Das Bühnenbild besteht aus zwei Räumen, die durch bunte Bausteine getrennt sind, die von Leo und Emmi auf- und abgebaut werden -  je nachdem, wie nah sich die beiden kommen. Das Klavier am Rand wird genutzt, um zwischendurch kurz die Stimmung zwischen Emmi und ihrem Mann klanglich auszudrücken. Auf dem Boden ein beleuchteter Eiffelturm, der die Verbindung zu Leos Ex Marlene darstellt. Emmi sieht sich als Marlene-Verarbeitungs-Therapie und Leo bastelt sich aus ihren Texten seine eigene Emmi - und die hat tatsächlich einen Narren an ihm gefressen.

 

Ein Stück mit viel Dynamik, dass zu keinem Zeitpunkt langweilig oder langatmig wird.
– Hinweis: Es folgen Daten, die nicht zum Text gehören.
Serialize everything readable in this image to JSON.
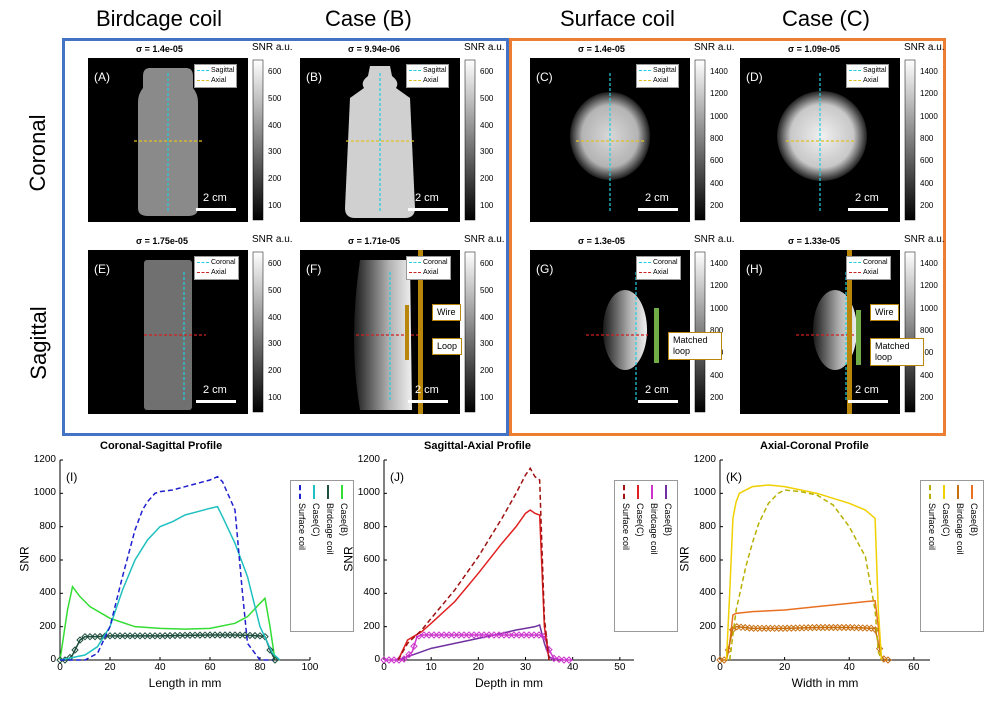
{
  "columns": [
    "Birdcage coil",
    "Case (B)",
    "Surface coil",
    "Case (C)"
  ],
  "rows": [
    "Coronal",
    "Sagittal"
  ],
  "colors": {
    "blue_group": "#4472c4",
    "orange_group": "#ed7d31",
    "wire": "#b8860b",
    "loop_green": "#70ad47"
  },
  "panels": [
    {
      "letter": "(A)",
      "sigma": "σ = 1.4e-05",
      "snr_label": "SNR a.u.",
      "ticks": [
        "600",
        "500",
        "400",
        "300",
        "200",
        "100"
      ],
      "legend": [
        "Sagittal",
        "Axial"
      ],
      "scale": "2 cm"
    },
    {
      "letter": "(B)",
      "sigma": "σ = 9.94e-06",
      "snr_label": "SNR a.u.",
      "ticks": [
        "600",
        "500",
        "400",
        "300",
        "200",
        "100"
      ],
      "legend": [
        "Sagittal",
        "Axial"
      ],
      "scale": "2 cm"
    },
    {
      "letter": "(C)",
      "sigma": "σ = 1.4e-05",
      "snr_label": "SNR a.u.",
      "ticks": [
        "1400",
        "1200",
        "1000",
        "800",
        "600",
        "400",
        "200"
      ],
      "legend": [
        "Sagittal",
        "Axial"
      ],
      "scale": "2 cm"
    },
    {
      "letter": "(D)",
      "sigma": "σ = 1.09e-05",
      "snr_label": "SNR a.u.",
      "ticks": [
        "1400",
        "1200",
        "1000",
        "800",
        "600",
        "400",
        "200"
      ],
      "legend": [
        "Sagittal",
        "Axial"
      ],
      "scale": "2 cm"
    },
    {
      "letter": "(E)",
      "sigma": "σ = 1.75e-05",
      "snr_label": "SNR a.u.",
      "ticks": [
        "600",
        "500",
        "400",
        "300",
        "200",
        "100"
      ],
      "legend": [
        "Coronal",
        "Axial"
      ],
      "scale": "2 cm"
    },
    {
      "letter": "(F)",
      "sigma": "σ = 1.71e-05",
      "snr_label": "SNR a.u.",
      "ticks": [
        "600",
        "500",
        "400",
        "300",
        "200",
        "100"
      ],
      "legend": [
        "Coronal",
        "Axial"
      ],
      "scale": "2 cm",
      "annotations": [
        "Wire",
        "Loop"
      ]
    },
    {
      "letter": "(G)",
      "sigma": "σ = 1.3e-05",
      "snr_label": "SNR a.u.",
      "ticks": [
        "1400",
        "1200",
        "1000",
        "800",
        "600",
        "400",
        "200"
      ],
      "legend": [
        "Coronal",
        "Axial"
      ],
      "scale": "2 cm",
      "annotations": [
        "Matched loop"
      ]
    },
    {
      "letter": "(H)",
      "sigma": "σ = 1.33e-05",
      "snr_label": "SNR a.u.",
      "ticks": [
        "1400",
        "1200",
        "1000",
        "800",
        "600",
        "400",
        "200"
      ],
      "legend": [
        "Coronal",
        "Axial"
      ],
      "scale": "2 cm",
      "annotations": [
        "Wire",
        "Matched loop"
      ]
    }
  ],
  "chart_data": [
    {
      "type": "line",
      "letter": "(I)",
      "title": "Coronal-Sagittal Profile",
      "xlabel": "Length in mm",
      "ylabel": "SNR",
      "xlim": [
        0,
        100
      ],
      "ylim": [
        0,
        1200
      ],
      "xticks": [
        0,
        20,
        40,
        60,
        80,
        100
      ],
      "yticks": [
        0,
        200,
        400,
        600,
        800,
        1000,
        1200
      ],
      "series": [
        {
          "name": "Case(B)",
          "color": "#33dd33",
          "dash": false,
          "x": [
            0,
            3,
            5,
            8,
            12,
            20,
            30,
            40,
            50,
            60,
            70,
            75,
            80,
            82,
            84,
            86
          ],
          "y": [
            0,
            300,
            440,
            380,
            320,
            250,
            200,
            190,
            185,
            190,
            220,
            260,
            340,
            370,
            200,
            0
          ]
        },
        {
          "name": "Birdcage coil",
          "color": "#1f4e3d",
          "dash": false,
          "marker": "diamond",
          "x": [
            0,
            3,
            5,
            8,
            10,
            15,
            20,
            30,
            40,
            50,
            60,
            70,
            75,
            80,
            82,
            84,
            86
          ],
          "y": [
            0,
            0,
            30,
            120,
            140,
            140,
            145,
            145,
            145,
            148,
            150,
            150,
            148,
            145,
            140,
            60,
            0
          ]
        },
        {
          "name": "Case(C)",
          "color": "#20c0c0",
          "dash": false,
          "x": [
            0,
            10,
            15,
            20,
            25,
            30,
            35,
            40,
            45,
            50,
            55,
            60,
            63,
            65,
            70,
            75,
            80,
            85,
            88
          ],
          "y": [
            0,
            30,
            80,
            200,
            420,
            600,
            720,
            800,
            830,
            870,
            890,
            910,
            920,
            860,
            700,
            500,
            200,
            40,
            0
          ]
        },
        {
          "name": "Surface coil",
          "color": "#1f1fcf",
          "dash": true,
          "x": [
            0,
            10,
            15,
            20,
            25,
            30,
            33,
            35,
            38,
            40,
            45,
            50,
            55,
            60,
            63,
            65,
            70,
            73,
            75,
            80,
            85
          ],
          "y": [
            0,
            0,
            40,
            200,
            500,
            780,
            900,
            950,
            1000,
            1010,
            1020,
            1040,
            1060,
            1080,
            1100,
            1070,
            900,
            400,
            100,
            0,
            0
          ]
        }
      ]
    },
    {
      "type": "line",
      "letter": "(J)",
      "title": "Sagittal-Axial Profile",
      "xlabel": "Depth in mm",
      "ylabel": "SNR",
      "xlim": [
        0,
        53
      ],
      "ylim": [
        0,
        1200
      ],
      "xticks": [
        0,
        10,
        20,
        30,
        40,
        50
      ],
      "yticks": [
        0,
        200,
        400,
        600,
        800,
        1000,
        1200
      ],
      "series": [
        {
          "name": "Case(B)",
          "color": "#7030a0",
          "dash": false,
          "x": [
            3,
            5,
            8,
            10,
            15,
            20,
            25,
            28,
            30,
            32,
            33,
            34,
            35,
            36
          ],
          "y": [
            0,
            20,
            50,
            70,
            100,
            130,
            160,
            180,
            190,
            200,
            210,
            100,
            20,
            0
          ]
        },
        {
          "name": "Birdcage coil",
          "color": "#cc33cc",
          "dash": false,
          "marker": "diamond",
          "x": [
            0,
            2,
            4,
            6,
            7,
            8,
            10,
            15,
            20,
            25,
            30,
            33,
            34,
            35,
            36,
            38,
            40
          ],
          "y": [
            0,
            0,
            0,
            50,
            140,
            150,
            150,
            150,
            150,
            150,
            150,
            150,
            140,
            60,
            10,
            0,
            0
          ]
        },
        {
          "name": "Case(C)",
          "color": "#e02020",
          "dash": false,
          "x": [
            3,
            5,
            8,
            10,
            15,
            20,
            25,
            28,
            30,
            31,
            32,
            33,
            34,
            35
          ],
          "y": [
            0,
            120,
            170,
            220,
            350,
            520,
            700,
            800,
            880,
            900,
            880,
            870,
            200,
            0
          ]
        },
        {
          "name": "Surface coil",
          "color": "#a01010",
          "dash": true,
          "x": [
            3,
            5,
            8,
            10,
            15,
            20,
            25,
            28,
            30,
            31,
            32,
            33,
            34,
            35
          ],
          "y": [
            0,
            100,
            180,
            250,
            420,
            620,
            850,
            1000,
            1110,
            1150,
            1100,
            1080,
            250,
            0
          ]
        }
      ]
    },
    {
      "type": "line",
      "letter": "(K)",
      "title": "Axial-Coronal Profile",
      "xlabel": "Width in mm",
      "ylabel": "SNR",
      "xlim": [
        0,
        65
      ],
      "ylim": [
        0,
        1200
      ],
      "xticks": [
        0,
        20,
        40,
        60
      ],
      "yticks": [
        0,
        200,
        400,
        600,
        800,
        1000,
        1200
      ],
      "series": [
        {
          "name": "Case(B)",
          "color": "#e87020",
          "dash": false,
          "x": [
            2,
            3,
            4,
            5,
            10,
            20,
            30,
            40,
            45,
            48,
            49,
            50
          ],
          "y": [
            0,
            100,
            270,
            280,
            290,
            300,
            320,
            340,
            350,
            355,
            200,
            0
          ]
        },
        {
          "name": "Birdcage coil",
          "color": "#c87010",
          "dash": false,
          "marker": "diamond",
          "x": [
            0,
            2,
            3,
            4,
            5,
            10,
            20,
            30,
            40,
            48,
            49,
            50,
            51,
            52
          ],
          "y": [
            0,
            0,
            100,
            190,
            200,
            190,
            190,
            195,
            195,
            190,
            100,
            20,
            0,
            0
          ]
        },
        {
          "name": "Case(C)",
          "color": "#f0d000",
          "dash": false,
          "x": [
            2,
            3,
            4,
            5,
            6,
            10,
            15,
            20,
            30,
            40,
            45,
            48,
            49,
            50
          ],
          "y": [
            0,
            400,
            850,
            950,
            1000,
            1040,
            1050,
            1040,
            1000,
            940,
            900,
            850,
            300,
            0
          ]
        },
        {
          "name": "Surface coil",
          "color": "#b8b000",
          "dash": true,
          "x": [
            3,
            5,
            8,
            10,
            12,
            15,
            18,
            20,
            25,
            30,
            35,
            40,
            45,
            48,
            49,
            50
          ],
          "y": [
            0,
            300,
            560,
            700,
            820,
            940,
            1000,
            1020,
            1010,
            990,
            930,
            800,
            620,
            300,
            50,
            0
          ]
        }
      ]
    }
  ]
}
Sehr gut umgesetzt von den beiden Darstellern und hervorragend inszeniert von Anna Franziska Pflitsch. Die gebürtige Oberbergerin studierte Theaterwissenschaften und englische Literatur in Mainz und hospitierte unter anderem am Nationaltheater Mannheim. 2011 spielte sie bei „Das Sams“ als aktives Mitglied des Schau-Spiel-Studios mit. 2022 kehrte sie zurück auf die Wiehler Bühne als Tilda in „Honig im Kopf“ und mit der Theater-AG des Dietrich-Bonhoeffer-Gymnasiums entstand 2023 ihr Projekt „Ein Stück Theater“. „Gut gegen Nordwind“ ist ihre erste Inszenierung mit dem Ensemble in Wiehl.

 

[Doppeltes Debüt – zum einen die Premiere von „Gut gegen Nordwind“ und zum anderen die erste Inszenierung von Anna Franziska Pflitsch am Schau-Spiel-Studio Oberberg.]

 

Mit „Gut gegen Nordwind“, einem der „zauberhaftesten und klügsten Liebesdialoge der Gegenwartsliteratur“ („Der Spiegel“) stürmte der österreichische Schriftsteller Daniel Glattauer 2006 die Bestsellerlisten und wurde mittlerweile in 28 Sprachen übersetzt. 2009 kam „Gut gegen Nordwind“ mit Nora Tschirner und Alexander Fehling ins Kino. Die Theaterfassung stammt von Ulrike Zemme. Im Schau-Spiel-Studio Oberberg ist das Stück noch neunmal zu sehen (siehe Termine).